# New Tractor



## CJohn (Sep 28, 2009)

Hey... new member here,
I have three questions. My grandpa is looking to buy a new tractor and wants a Kubota. I'll mostly be using and driving it so I just want to make sure he doesn't go the cheap way out and suffer for it. My first question is what would yalls recommendation be for series and model for a smaller more efficient tractor, 4wd, it'll be pulling a 6ft shredder, FEL, and enough hydraulic power to lift a round hay bail prefferibly by the hydraulics on the front end with a spike?

Also could the TLB series do well for ag use?

And on the specs where is the lift point when it's talking about hydraulic lift power?

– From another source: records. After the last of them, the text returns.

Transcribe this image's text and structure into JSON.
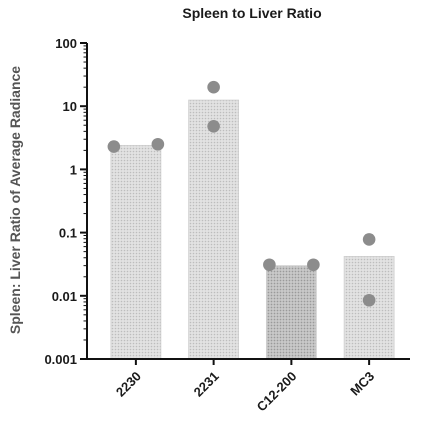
{
  "chart_data": {
    "type": "bar",
    "title": "Spleen to Liver Ratio",
    "xlabel": "",
    "ylabel": "Spleen: Liver Ratio of Average Radiance",
    "yscale": "log",
    "ylim": [
      0.001,
      100
    ],
    "yticks": [
      0.001,
      0.01,
      0.1,
      1,
      10,
      100
    ],
    "ytick_labels": [
      "0.001",
      "0.01",
      "0.1",
      "1",
      "10",
      "100"
    ],
    "categories": [
      "2230",
      "2231",
      "C12-200",
      "MC3"
    ],
    "values": [
      2.4,
      12.5,
      0.03,
      0.042
    ],
    "points": [
      [
        2.3,
        2.5
      ],
      [
        20,
        4.8
      ],
      [
        0.031,
        0.031
      ],
      [
        0.078,
        0.0085
      ]
    ],
    "bar_colors": [
      "#d6d6d6",
      "#d6d6d6",
      "#b8b8b8",
      "#d6d6d6"
    ],
    "point_color": "#8c8c8c",
    "grid": false,
    "legend": "none"
  }
}
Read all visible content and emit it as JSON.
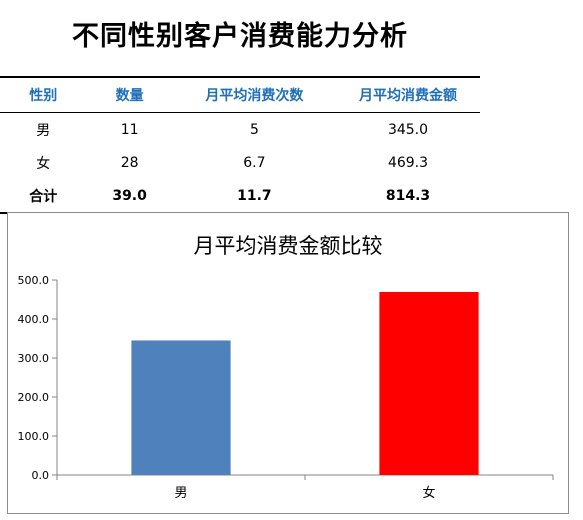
{
  "page": {
    "title": "不同性别客户消费能力分析"
  },
  "table": {
    "headers": [
      "性别",
      "数量",
      "月平均消费次数",
      "月平均消费金额"
    ],
    "rows": [
      [
        "男",
        "11",
        "5",
        "345.0"
      ],
      [
        "女",
        "28",
        "6.7",
        "469.3"
      ]
    ],
    "total": [
      "合计",
      "39.0",
      "11.7",
      "814.3"
    ]
  },
  "chart_data": {
    "type": "bar",
    "title": "月平均消费金额比较",
    "categories": [
      "男",
      "女"
    ],
    "values": [
      345.0,
      469.3
    ],
    "bar_colors": [
      "#4f81bd",
      "#ff0000"
    ],
    "ylim": [
      0,
      500
    ],
    "yticks": [
      "0.0",
      "100.0",
      "200.0",
      "300.0",
      "400.0",
      "500.0"
    ],
    "xlabel": "",
    "ylabel": "",
    "grid": false,
    "legend": "none"
  }
}
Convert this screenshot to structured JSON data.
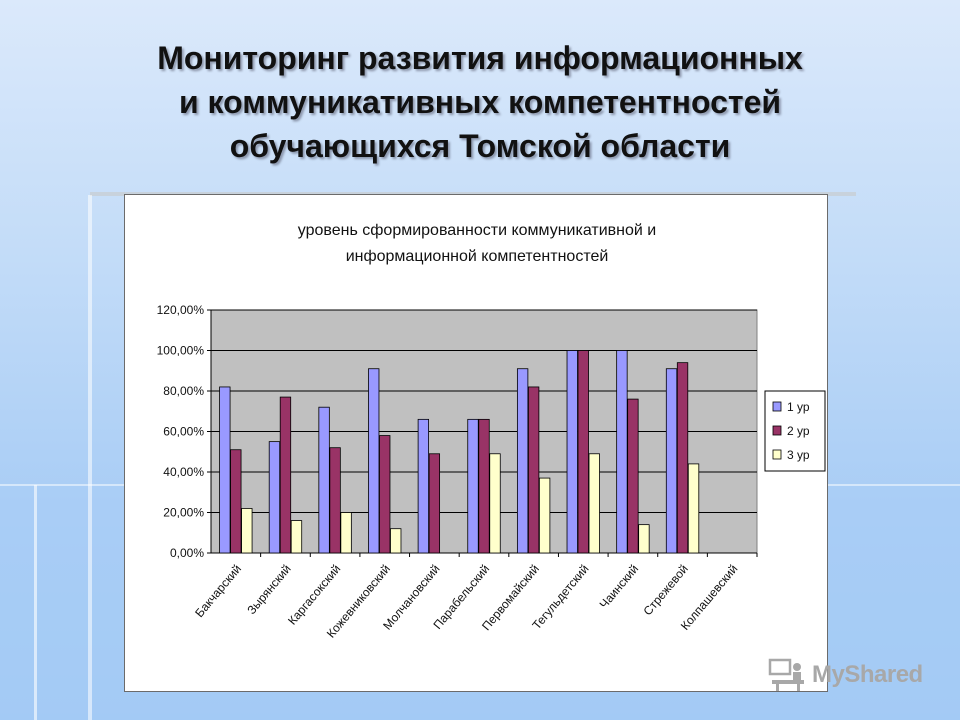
{
  "slide": {
    "title_lines": [
      "Мониторинг развития информационных",
      "и коммуникативных компетентностей",
      "обучающихся Томской области"
    ]
  },
  "chart_data": {
    "type": "bar",
    "title_lines": [
      "уровень сформированности коммуникативной и",
      "информационной компетентностей"
    ],
    "categories": [
      "Бакчарский",
      "Зырянский",
      "Каргасокский",
      "Кожевниковский",
      "Молчановский",
      "Парабельский",
      "Первомайский",
      "Тегульдетский",
      "Чаинский",
      "Стрежевой",
      "Колпашевский"
    ],
    "series": [
      {
        "name": "1 ур",
        "color": "#9999ff",
        "values": [
          82,
          55,
          72,
          91,
          66,
          66,
          91,
          100,
          100,
          91,
          0
        ]
      },
      {
        "name": "2 ур",
        "color": "#993366",
        "values": [
          51,
          77,
          52,
          58,
          49,
          66,
          82,
          100,
          76,
          94,
          0
        ]
      },
      {
        "name": "3 ур",
        "color": "#ffffcc",
        "values": [
          22,
          16,
          20,
          12,
          0,
          49,
          37,
          49,
          14,
          44,
          0
        ]
      }
    ],
    "y_ticks": [
      "0,00%",
      "20,00%",
      "40,00%",
      "60,00%",
      "80,00%",
      "100,00%",
      "120,00%"
    ],
    "ylim": [
      0,
      120
    ],
    "grid": true,
    "plot_background": "#c0c0c0",
    "legend_position": "right"
  },
  "watermark": {
    "text": "MyShared",
    "icon": "teacher-at-desk-icon"
  }
}
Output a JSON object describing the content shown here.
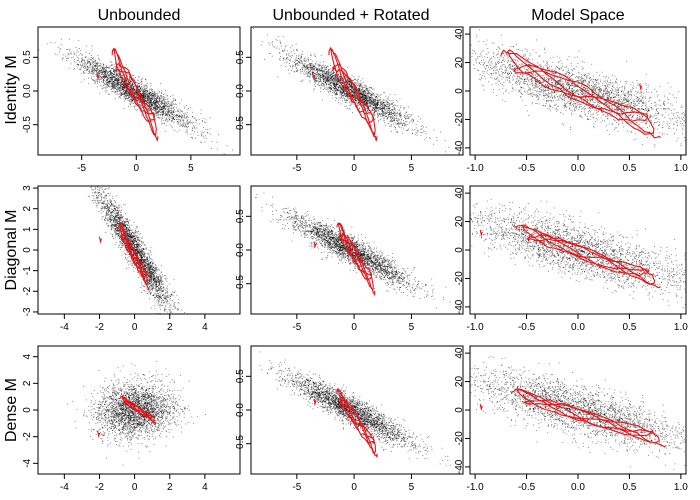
{
  "figure": {
    "column_titles": [
      "Unbounded",
      "Unbounded + Rotated",
      "Model Space"
    ],
    "row_labels": [
      "Identity M",
      "Diagonal M",
      "Dense M"
    ]
  },
  "colors": {
    "points": "#000000",
    "trace": "#e8141a",
    "frame": "#000000"
  },
  "chart_data": [
    {
      "type": "scatter",
      "title": "Unbounded",
      "row": "Identity M",
      "xlim": [
        -9,
        9.5
      ],
      "ylim": [
        -0.95,
        0.95
      ],
      "xticks": [
        -5,
        0,
        5
      ],
      "xtick_labels": [
        "-5",
        "0",
        "5"
      ],
      "yticks": [
        -0.5,
        0,
        0.5
      ],
      "ytick_labels": [
        "-0.5",
        "0.0",
        "0.5"
      ],
      "cloud": {
        "center": [
          -0.3,
          0.0
        ],
        "spread": [
          2.6,
          0.1
        ],
        "slope": -0.09
      },
      "trace": {
        "x_range": [
          -2.2,
          2.0
        ],
        "y_range": [
          0.55,
          -0.6
        ],
        "stray": [
          -3.6,
          0.22
        ]
      }
    },
    {
      "type": "scatter",
      "title": "Unbounded + Rotated",
      "row": "Identity M",
      "xlim": [
        -9,
        9.5
      ],
      "ylim": [
        -0.95,
        0.95
      ],
      "xticks": [
        -5,
        0,
        5
      ],
      "xtick_labels": [
        "-5",
        "0",
        "5"
      ],
      "yticks": [
        -0.5,
        0,
        0.5
      ],
      "ytick_labels": [
        "-0.5",
        "0.0",
        "0.5"
      ],
      "cloud": {
        "center": [
          -0.3,
          0.0
        ],
        "spread": [
          2.6,
          0.1
        ],
        "slope": -0.09
      },
      "trace": {
        "x_range": [
          -2.2,
          2.0
        ],
        "y_range": [
          0.55,
          -0.6
        ],
        "stray": [
          -3.6,
          0.22
        ]
      }
    },
    {
      "type": "scatter",
      "title": "Model Space",
      "row": "Identity M",
      "xlim": [
        -1.05,
        1.05
      ],
      "ylim": [
        -45,
        45
      ],
      "xticks": [
        -1.0,
        -0.5,
        0.0,
        0.5,
        1.0
      ],
      "xtick_labels": [
        "-1.0",
        "-0.5",
        "0.0",
        "0.5",
        "1.0"
      ],
      "yticks": [
        -40,
        -20,
        0,
        20,
        40
      ],
      "ytick_labels": [
        "-40",
        "-20",
        "0",
        "20",
        "40"
      ],
      "cloud": {
        "center": [
          0.0,
          0.0
        ],
        "spread": [
          0.55,
          8.5
        ],
        "slope": -20
      },
      "trace": {
        "x_range": [
          -0.75,
          0.8
        ],
        "y_range": [
          25,
          -28
        ],
        "stray": [
          0.6,
          3
        ]
      }
    },
    {
      "type": "scatter",
      "title": "Unbounded",
      "row": "Diagonal M",
      "xlim": [
        -5.5,
        6
      ],
      "ylim": [
        -3.1,
        3.1
      ],
      "xticks": [
        -4,
        -2,
        0,
        2,
        4
      ],
      "xtick_labels": [
        "-4",
        "-2",
        "0",
        "2",
        "4"
      ],
      "yticks": [
        -3,
        -2,
        -1,
        0,
        1,
        2,
        3
      ],
      "ytick_labels": [
        "-3",
        "-2",
        "-1",
        "0",
        "1",
        "2",
        "3"
      ],
      "cloud": {
        "center": [
          0.0,
          0.0
        ],
        "spread": [
          1.1,
          0.45
        ],
        "slope": -1.3
      },
      "trace": {
        "x_range": [
          -0.9,
          0.8
        ],
        "y_range": [
          1.1,
          -1.6
        ],
        "stray": [
          -2.0,
          0.5
        ]
      }
    },
    {
      "type": "scatter",
      "title": "Unbounded + Rotated",
      "row": "Diagonal M",
      "xlim": [
        -9,
        9.5
      ],
      "ylim": [
        -0.95,
        0.95
      ],
      "xticks": [
        -5,
        0,
        5
      ],
      "xtick_labels": [
        "-5",
        "0",
        "5"
      ],
      "yticks": [
        -0.5,
        0,
        0.5
      ],
      "ytick_labels": [
        "-0.5",
        "0.0",
        "0.5"
      ],
      "cloud": {
        "center": [
          -0.3,
          0.0
        ],
        "spread": [
          2.6,
          0.1
        ],
        "slope": -0.09
      },
      "trace": {
        "x_range": [
          -1.5,
          1.8
        ],
        "y_range": [
          0.35,
          -0.55
        ],
        "stray": [
          -3.5,
          0.08
        ]
      }
    },
    {
      "type": "scatter",
      "title": "Model Space",
      "row": "Diagonal M",
      "xlim": [
        -1.05,
        1.05
      ],
      "ylim": [
        -45,
        45
      ],
      "xticks": [
        -1.0,
        -0.5,
        0.0,
        0.5,
        1.0
      ],
      "xtick_labels": [
        "-1.0",
        "-0.5",
        "0.0",
        "0.5",
        "1.0"
      ],
      "yticks": [
        -40,
        -20,
        0,
        20,
        40
      ],
      "ytick_labels": [
        "-40",
        "-20",
        "0",
        "20",
        "40"
      ],
      "cloud": {
        "center": [
          0.0,
          0.0
        ],
        "spread": [
          0.55,
          8.5
        ],
        "slope": -20
      },
      "trace": {
        "x_range": [
          -0.6,
          0.8
        ],
        "y_range": [
          15,
          -22
        ],
        "stray": [
          -0.95,
          12
        ]
      }
    },
    {
      "type": "scatter",
      "title": "Unbounded",
      "row": "Dense M",
      "xlim": [
        -5.5,
        6
      ],
      "ylim": [
        -4.8,
        4.8
      ],
      "xticks": [
        -4,
        -2,
        0,
        2,
        4
      ],
      "xtick_labels": [
        "-4",
        "-2",
        "0",
        "2",
        "4"
      ],
      "yticks": [
        -4,
        -2,
        0,
        2,
        4
      ],
      "ytick_labels": [
        "-4",
        "-2",
        "0",
        "2",
        "4"
      ],
      "cloud": {
        "center": [
          0.0,
          0.0
        ],
        "spread": [
          1.1,
          1.0
        ],
        "slope": 0.1
      },
      "trace": {
        "x_range": [
          -0.8,
          1.2
        ],
        "y_range": [
          0.9,
          -0.8
        ],
        "stray": [
          -2.1,
          -1.8
        ]
      }
    },
    {
      "type": "scatter",
      "title": "Unbounded + Rotated",
      "row": "Dense M",
      "xlim": [
        -9,
        9.5
      ],
      "ylim": [
        -0.95,
        0.95
      ],
      "xticks": [
        -5,
        0,
        5
      ],
      "xtick_labels": [
        "-5",
        "0",
        "5"
      ],
      "yticks": [
        -0.5,
        0,
        0.5
      ],
      "ytick_labels": [
        "-0.5",
        "0.0",
        "0.5"
      ],
      "cloud": {
        "center": [
          -0.3,
          0.0
        ],
        "spread": [
          2.6,
          0.1
        ],
        "slope": -0.09
      },
      "trace": {
        "x_range": [
          -1.5,
          2.0
        ],
        "y_range": [
          0.25,
          -0.6
        ],
        "stray": [
          -3.5,
          0.12
        ]
      }
    },
    {
      "type": "scatter",
      "title": "Model Space",
      "row": "Dense M",
      "xlim": [
        -1.05,
        1.05
      ],
      "ylim": [
        -45,
        45
      ],
      "xticks": [
        -1.0,
        -0.5,
        0.0,
        0.5,
        1.0
      ],
      "xtick_labels": [
        "-1.0",
        "-0.5",
        "0.0",
        "0.5",
        "1.0"
      ],
      "yticks": [
        -40,
        -20,
        0,
        20,
        40
      ],
      "ytick_labels": [
        "-40",
        "-20",
        "0",
        "20",
        "40"
      ],
      "cloud": {
        "center": [
          0.0,
          0.0
        ],
        "spread": [
          0.55,
          8.5
        ],
        "slope": -20
      },
      "trace": {
        "x_range": [
          -0.65,
          0.85
        ],
        "y_range": [
          12,
          -22
        ],
        "stray": [
          -0.95,
          2
        ]
      }
    }
  ]
}
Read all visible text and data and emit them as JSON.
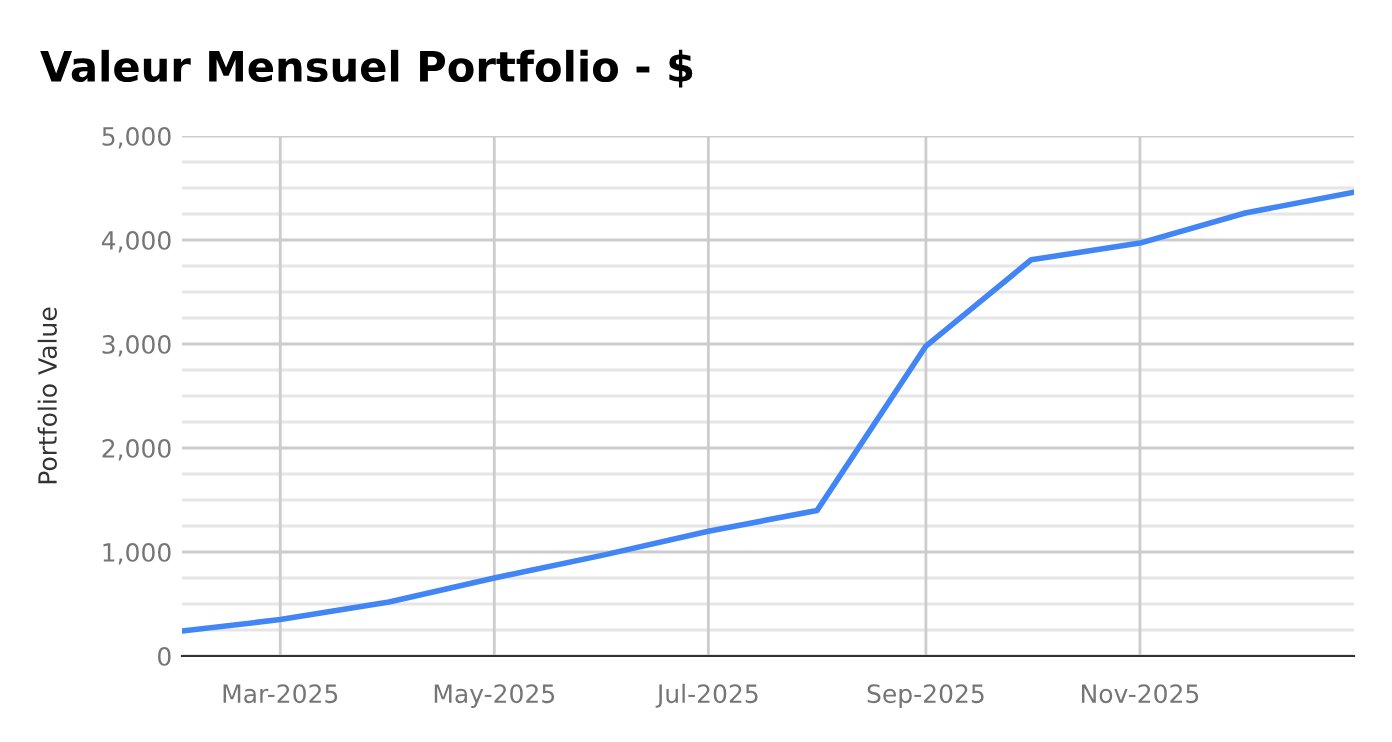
{
  "chart_data": {
    "type": "line",
    "title": "Valeur Mensuel Portfolio - $",
    "ylabel": "Portfolio Value",
    "x": [
      "2025-02",
      "2025-03",
      "2025-04",
      "2025-05",
      "2025-06",
      "2025-07",
      "2025-08",
      "2025-09",
      "2025-10",
      "2025-11",
      "2025-12",
      "2026-01"
    ],
    "series": [
      {
        "color": "#4285f4",
        "values": [
          240,
          350,
          520,
          750,
          970,
          1200,
          1400,
          2980,
          3810,
          3970,
          4260,
          4460
        ]
      }
    ],
    "xlim": [
      "2025-02",
      "2026-01"
    ],
    "xticks": [
      {
        "value": "2025-03",
        "label": "Mar-2025"
      },
      {
        "value": "2025-05",
        "label": "May-2025"
      },
      {
        "value": "2025-07",
        "label": "Jul-2025"
      },
      {
        "value": "2025-09",
        "label": "Sep-2025"
      },
      {
        "value": "2025-11",
        "label": "Nov-2025"
      }
    ],
    "ylim": [
      0,
      5000
    ],
    "yticks": [
      {
        "value": 0,
        "label": "0"
      },
      {
        "value": 250,
        "label": null
      },
      {
        "value": 500,
        "label": null
      },
      {
        "value": 750,
        "label": null
      },
      {
        "value": 1000,
        "label": "1,000"
      },
      {
        "value": 1250,
        "label": null
      },
      {
        "value": 1500,
        "label": null
      },
      {
        "value": 1750,
        "label": null
      },
      {
        "value": 2000,
        "label": "2,000"
      },
      {
        "value": 2250,
        "label": null
      },
      {
        "value": 2500,
        "label": null
      },
      {
        "value": 2750,
        "label": null
      },
      {
        "value": 3000,
        "label": "3,000"
      },
      {
        "value": 3250,
        "label": null
      },
      {
        "value": 3500,
        "label": null
      },
      {
        "value": 3750,
        "label": null
      },
      {
        "value": 4000,
        "label": "4,000"
      },
      {
        "value": 4250,
        "label": null
      },
      {
        "value": 4500,
        "label": null
      },
      {
        "value": 4750,
        "label": null
      },
      {
        "value": 5000,
        "label": "5,000"
      }
    ],
    "grid": true,
    "legend": false,
    "marker": "none",
    "line_style": "solid"
  }
}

I'm no expert so throw it all at me 
Thanks


----------



## Lamar Holland (Dec 28, 2005)

what size property will this be used on, what is the geological layout, hills, flat ?? To pick up a round bale of hay pretty much limits you to the L45 TLB or M59 TLB models,.. I had the precursor of both, being a L 48 TLB. Personally, I would go with a M59 and get it over with,,,, Of course it is easy for me to say as I am spending your grandfathers money for him...


----------



## CJohn (Sep 28, 2009)

It's on 45 acres with rolling hills. And I'm not saying I'm sticking with the TLB series I just noticed that for their engine size they have powerful hydraulic pumps. We're looking at all series, but I didn't know if being TLB would be bad for ag use.


----------



## Joe701B (Sep 24, 2009)

Lots of guys around here in central MO are using the M40 series. We have an M7040 which has plenty of power for moving big bales and so forth. Kubota makes a really good loader. If you decide to go this route be sure to get the hydraulic shuttle. It allows you to go between forward and reverse without stopping or clutching. Just my $.02


----------



## CJohn (Sep 28, 2009)

Great I'll keep that in mind. Thanks


----------



## urednecku (Aug 29, 2007)

I've had the M7040 for 2 years now, with the FEL and a HEAVY brush grapple. Lots of power, I'm happy with it. I'll agree the hydro shuttle would be nice, when I bought this one I was already on a tight budget, and didn't think it would have been that big a deal to me. It would be nice, but it's STILL beats the heck outta not having a FEL at all!


----------



## CJohn (Sep 28, 2009)

Like I said I'm just doing research, not the one actually paying for it. Saying that, my grandpa decided the L3400 was the tractor for him. He's excited about it, so that's good. Personally I would upgrade to a little more power, but i'm not the one with the money. Anyways we're suppose to go buy this weekend and I was just keeping yall updated so thanks for all the advice.


----------



## rj'sbarn (Jul 30, 2008)

I bought that model machine in April this year. It's a pretty strong machine for its size. Should do the job for ya. Plus they are super easy to drive and operate.


----------



## CJohn (Sep 28, 2009)

Well they dropped it off this past friday. I apologize I was told an L3400 its an L2800. It has a quick attach FEL, 5 ft shredder, 5 ft discl, and a canopy top. I ran it for 5 hours on saturday just mowing and moving some dirt. It ran great! It's a GST and it shifted real smooth. I had no problems, engine was quiet and stayed cool the entire afternoon. I think it's great. Although i didn't buy it, if it was my money i would've got a little more hp. I could feel it bog when the grass was real thick but shifting it to a lower gear going slow was just fine too. So I though i'd just keep yall updated


----------